Alan Dershowitz Issues Warning on Chances of a Trump Acquittal in Manhattan
Alan Dershowitz Issues Warning on Chances of a Trump Acquittal in Manhattan

By Jack Phillips

Retired Harvard Law professor Alan Dershowitz warned Wednesday that former President Donald Trump may not get acquitted in New York City amidst Manhattan District Attorney Alvin Bragg’s case against him.

“There’s no way he can get a fair trial,” he told Fox News. “I don’t care if Jesus, Muhammad, Abraham Lincoln, George Washington, and Thurgood Marshall defended Trump in New York, he wouldn’t win this case. Hung jury? Maybe. Acquittal? Never.”

Dershowitz, a famed defense attorney who helped represent O.J. Simpson and Jim Bakker, said that a potential Manhattan juror would not “want to walk around town and have people say, ‘That’s the juror who freed Donald Trump and allowed him to be president.’”

“It reminds me of when I was a civil rights person in the South … even if you didn’t spit on the sidewalk, if the sheriff said you spit on the sidewalk and charged you with it, there’s no chance you could get acquitted by an all-White Jim Crow jury,” he elaborated. “Everybody knew that. You were innocent, but everyone knew you were going to be convicted.”

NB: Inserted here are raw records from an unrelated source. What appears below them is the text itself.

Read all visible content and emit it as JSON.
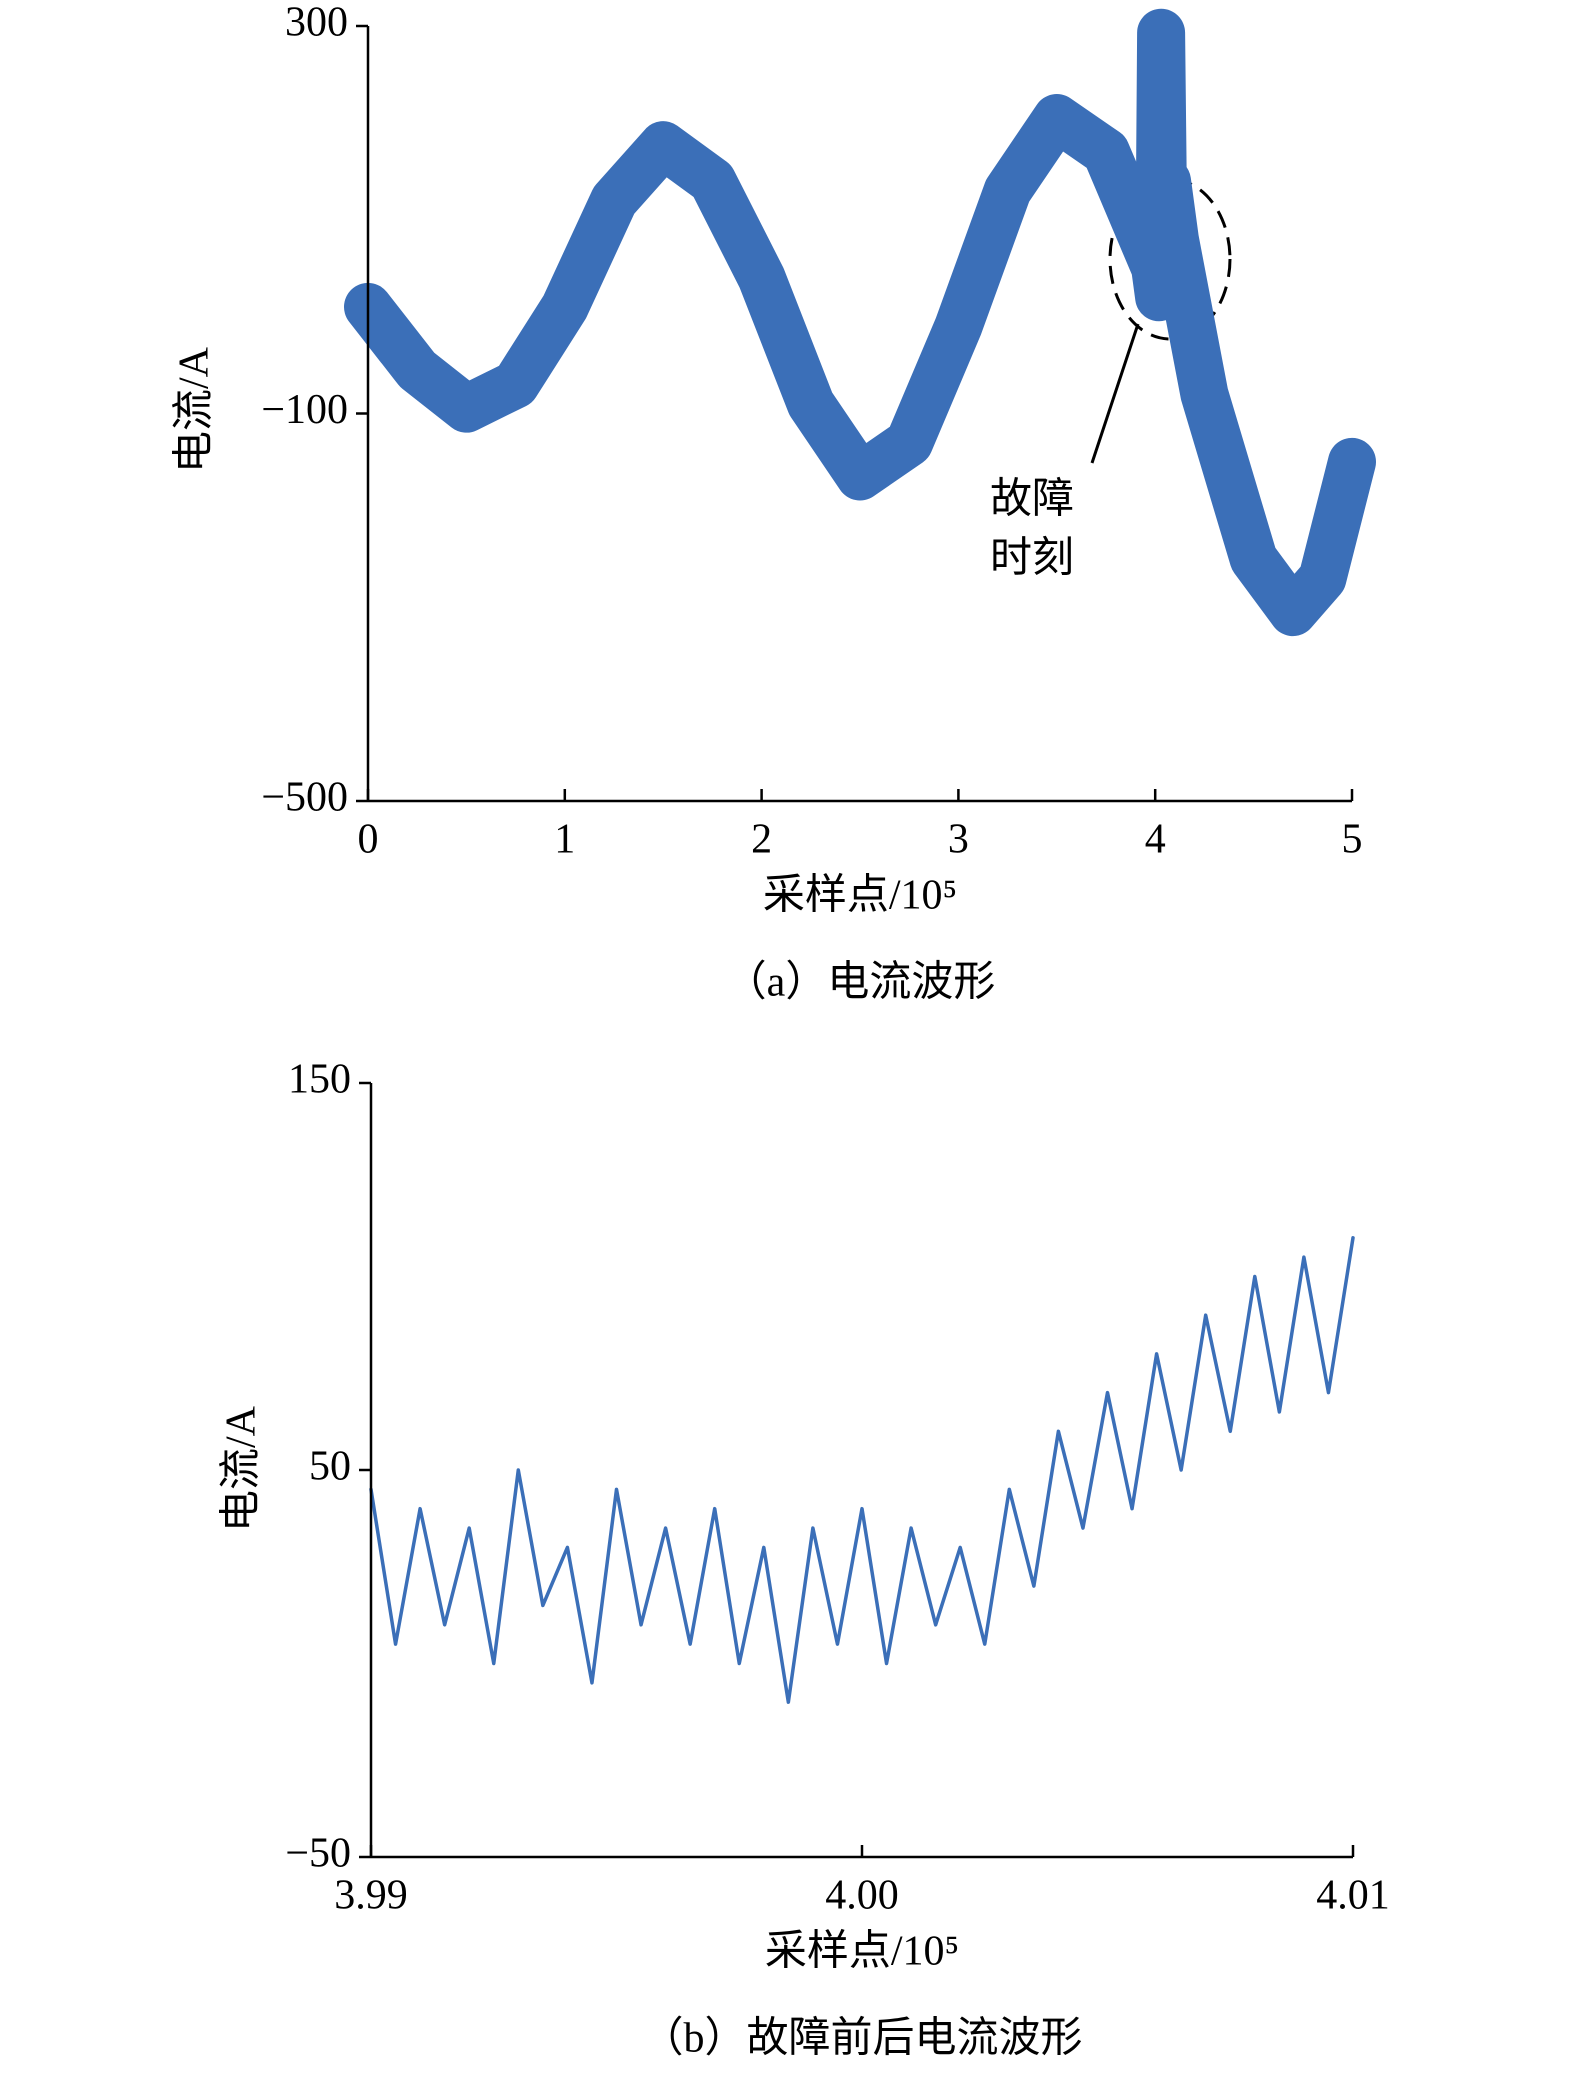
{
  "chart_data": [
    {
      "type": "line",
      "title": "（a）电流波形",
      "x_label": "采样点/10⁵",
      "y_label": "电流/A",
      "annotation": [
        "故障",
        "时刻"
      ],
      "xlim": [
        0,
        5
      ],
      "xticks": [
        0,
        1,
        2,
        3,
        4,
        5
      ],
      "ylim": [
        -500,
        300
      ],
      "yticks": [
        {
          "value": -500,
          "label": "−500"
        },
        {
          "value": -100,
          "label": "−100"
        },
        300
      ],
      "series": [
        {
          "color": "#3b6fb8",
          "x": [
            0,
            0.25,
            0.5,
            0.75,
            1.0,
            1.25,
            1.5,
            1.75,
            2.0,
            2.25,
            2.5,
            2.75,
            3.0,
            3.25,
            3.5,
            3.75,
            4.0,
            4.02,
            4.03,
            4.04,
            4.06,
            4.1,
            4.25,
            4.5,
            4.7,
            4.85,
            5.0
          ],
          "values": [
            10,
            -55,
            -95,
            -70,
            10,
            120,
            177,
            140,
            40,
            -90,
            -165,
            -130,
            -10,
            130,
            205,
            170,
            50,
            20,
            293,
            110,
            140,
            80,
            -80,
            -250,
            -305,
            -270,
            -150
          ]
        }
      ]
    },
    {
      "type": "line",
      "title": "（b）故障前后电流波形",
      "x_label": "采样点/10⁵",
      "y_label": "电流/A",
      "xlim": [
        3.99,
        4.01
      ],
      "xticks": [
        3.99,
        {
          "value": 4.0,
          "label": "4.00"
        },
        4.01
      ],
      "ylim": [
        -50,
        150
      ],
      "yticks": [
        {
          "value": -50,
          "label": "−50"
        },
        50,
        150
      ],
      "series": [
        {
          "color": "#3b6fb8",
          "x": [
            3.99,
            3.9905,
            3.991,
            3.9915,
            3.992,
            3.9925,
            3.993,
            3.9935,
            3.994,
            3.9945,
            3.995,
            3.9955,
            3.996,
            3.9965,
            3.997,
            3.9975,
            3.998,
            3.9985,
            3.999,
            3.9995,
            4.0,
            4.0005,
            4.001,
            4.0015,
            4.002,
            4.0025,
            4.003,
            4.0035,
            4.004,
            4.0045,
            4.005,
            4.0055,
            4.006,
            4.0065,
            4.007,
            4.0075,
            4.008,
            4.0085,
            4.009,
            4.0095,
            4.01
          ],
          "values": [
            45,
            5,
            40,
            10,
            35,
            0,
            50,
            15,
            30,
            -5,
            45,
            10,
            35,
            5,
            40,
            0,
            30,
            -10,
            35,
            5,
            40,
            0,
            35,
            10,
            30,
            5,
            45,
            20,
            60,
            35,
            70,
            40,
            80,
            50,
            90,
            60,
            100,
            65,
            105,
            70,
            110
          ]
        }
      ]
    }
  ]
}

As for transferring the case to another venue—Staten Island, for example—Dershowitz said that it appears unlikely to happen. He noted that judges in New York state are elected, although the judge in Trump’s case, Judge Juan Manuel Merchan, was appointed by former Mayor Michael Bloomberg.

“Any decent judge would change the venue immediately, but this judge won’t do that,” Dershowitz said. “Any decent judge would throw the case out on the statute of limitations. This judge won’t do it. He doesn’t want to ruin his career.”

Earlier this week, Trump floated the idea of having his case transferred to Staten Island, where he would most certainly face a more friendly jury pool. More than 57 percent of voters in the borough voted for Trump, while about 42 percent voted for President Joe Biden in the 2020 election, whereas only about 10 percent voted for Trump in Manhattan at the time.

Former U.S. President Donald Trump is accompanied by members of his legal team, Susan Necheles and Joe Tacopina, as he appears in court for an arraignment on charges stemming from his indictment by a Manhattan grand jury, in New York City on April 4, 2023. (Andrew Kelly/Reuters)

“Federal judges are more likely to rule in his favor because they have lifetime appointments,” Dershowitz explained. “I don’t think a state court judge has the courage. I don’t think state court jurors have the courage to acquit him.”

The former president was charged in Manhattan with 34 counts of falsifying business records in connection to payments that he made to adult actress Stormy Daniels and former model Karen McDougal. Trump has denied those allegations, and his legal team has promised he would file motions to dismiss the case.

“The defendant, Donald J. Trump, falsified New York business records in order to conceal an illegal conspiracy to undermine the integrity of the 2016 presidential election and other violations of election laws,” said Assistant District Attorney Christopher Conroy on Tuesday.

During Tuesday’s arraignment, Judge Merchan didn’t impose a gag order. But he told Trump’s lawyers to call on him to refrain from social media posts that could encourage unrest, although he didn’t elaborate.

He also set the next in-person court hearing for Dec. 4, 2023. That date is about a month and a half before the Iowa Republican presidential caucuses are scheduled to start on Jan. 22, 2024.

After he returned to his Florida estate, Mar-a-Lago, Trump said he is innocent and being targeted for political purposes. Even some of his critics admitted during television interviews that Bragg’s case against Trump appears to be flawed.

“I never thought anything like this could happen in America,” Trump, a leading GOP candidate in the 2024 election, remarked of the New York City indictment. “This fake case was brought only to interfere with the upcoming 2024 election and it should be dropped immediately.”

A conviction would not prevent Trump from running or winning the presidency in 2024, Dershowitz and others have noted. The U.S. Constitution only bars people who are not natural-born citizens, those who haven’t lived in the United States for at least 14 years, and those under the age of 35 from running for president, and there is no mention of felony convictions.